Oura Ring Gen 4 Teardown

Thinner, Smarter, and Surprisingly Affordable to Build

  5 Min Read     May 22, 2025

TechInsights reveals how design changes and cost-efficient components help the Oura Ring Gen 4 undercut rivals like the Samsung Galaxy Ring.

Oura Ring Gen 4 Teardown

The Oura Ring Gen 4 (JZ90-54218-15) marks a substantial hardware redesign over its predecessor. The most visible change is the elimination of the “three bump” optical sensor layout, replaced by a streamlined configuration with two multi-color LEDs and three photodiodes. This allows the device to support up to 18 signal pathways for monitoring 20 biometric metrics—enhancing measurement fidelity while reducing internal spatial constraints.

Internally, both the ring and its charging base employ Infineon PSoC 6 microcontrollers, though different SKUs are used in each. These, along with a new MAX86178F analog front-end from Analog Devices and a revised power management IC, represent the costliest ICs in the design. Together, these three components account for approximately 52% of total IC cost and around 17% of the overall hardware build cost.

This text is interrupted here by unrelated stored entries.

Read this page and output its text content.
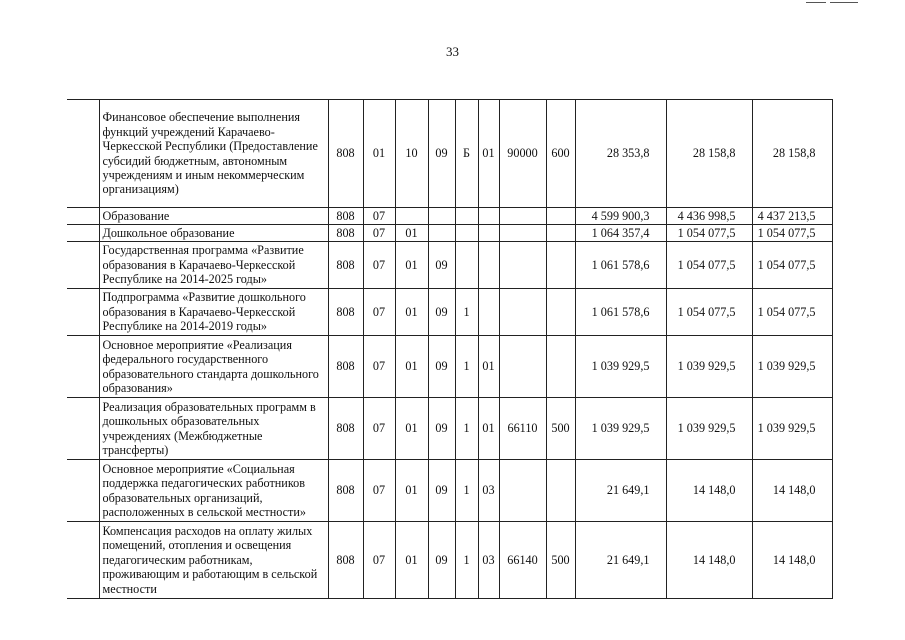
33
	Финансовое обеспечение выполнения функций учреждений Карачаево-Черкесской Республики (Предоставление субсидий бюджетным, автономным учреждениям и иным некоммерческим организациям)	808	01	10	09	Б	01	90000	600	28 353,8	28 158,8	28 158,8
	Образование	808	07							4 599 900,3	4 436 998,5	4 437 213,5
	Дошкольное образование	808	07	01						1 064 357,4	1 054 077,5	1 054 077,5
	Государственная программа «Развитие образования в Карачаево-Черкесской Республике на 2014-2025 годы»	808	07	01	09					1 061 578,6	1 054 077,5	1 054 077,5
	Подпрограмма «Развитие дошкольного образования в Карачаево-Черкесской Республике на 2014-2019 годы»	808	07	01	09	1				1 061 578,6	1 054 077,5	1 054 077,5
	Основное мероприятие «Реализация федерального государственного образовательного стандарта дошкольного образования»	808	07	01	09	1	01			1 039 929,5	1 039 929,5	1 039 929,5
	Реализация образовательных программ в дошкольных образовательных учреждениях (Межбюджетные трансферты)	808	07	01	09	1	01	66110	500	1 039 929,5	1 039 929,5	1 039 929,5
	Основное мероприятие «Социальная поддержка педагогических работников образовательных организаций, расположенных в сельской местности»	808	07	01	09	1	03			21 649,1	14 148,0	14 148,0
	Компенсация расходов на оплату жилых помещений, отопления и освещения педагогическим работникам, проживающим и работающим в сельской местности	808	07	01	09	1	03	66140	500	21 649,1	14 148,0	14 148,0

Our teardown cost modeling shows that even at lower production volumes (~50K units), the total hardware bill of materials remains below 39% of the $349 retail price. At higher volumes, this gap widens further, reinforcing the strong cost structure behind Oura's Gen 4 platform. For procurement teams, this signals strategic sourcing decisions around high-value ICs and minimal overengineering in mechanical subsystems.

Compared to the Samsung Galaxy Ring, the Oura Ring 4 achieves a total build cost advantage of over 40%. This includes a 32% reduction in electronics (ICs, modules, discretes) and a 50% savings in non-electronic parts such as mechanicals and enclosures. Notably, the Oura Ring 4 avoids integrating an NFC chip—a cost driver present in Samsung’s ring—resulting in 32% lower connectivity subsystem costs.

On the mechanical side, the titanium main enclosure accounts for roughly 29% of the non-electronic BOM, contributing to the ring’s durability and premium feel without excessive cost. The new Bosch Sensortec MEMS accelerometer, smaller than the BMI160 used in Gen 3, further optimizes board space and power consumption. Additionally, the Ring Charger includes a MEMS oscillator from SiTime—part of a growing trend we've observed in other high-performance consumer electronics such as Apple’s iPhone 16e.

Battery capacity has increased modestly, with the Ring 4 using a 26 mAhr cell—up from Gen 3—enabling a stated runtime of up to 8 days. Combined with power-efficient ICs and refined firmware, this battery increase supports the device’s enhanced sensing capabilities without significantly impacting cost.

Oura Ring Gen 4 Teardown

The result is a compact, cost-optimized design that delivers advanced health tracking while keeping the manufacturing spend well below flagship competitors. For sourcing professionals and teardown engineers, the Oura Ring Gen 4 is a case study in efficient system design and targeted cost control.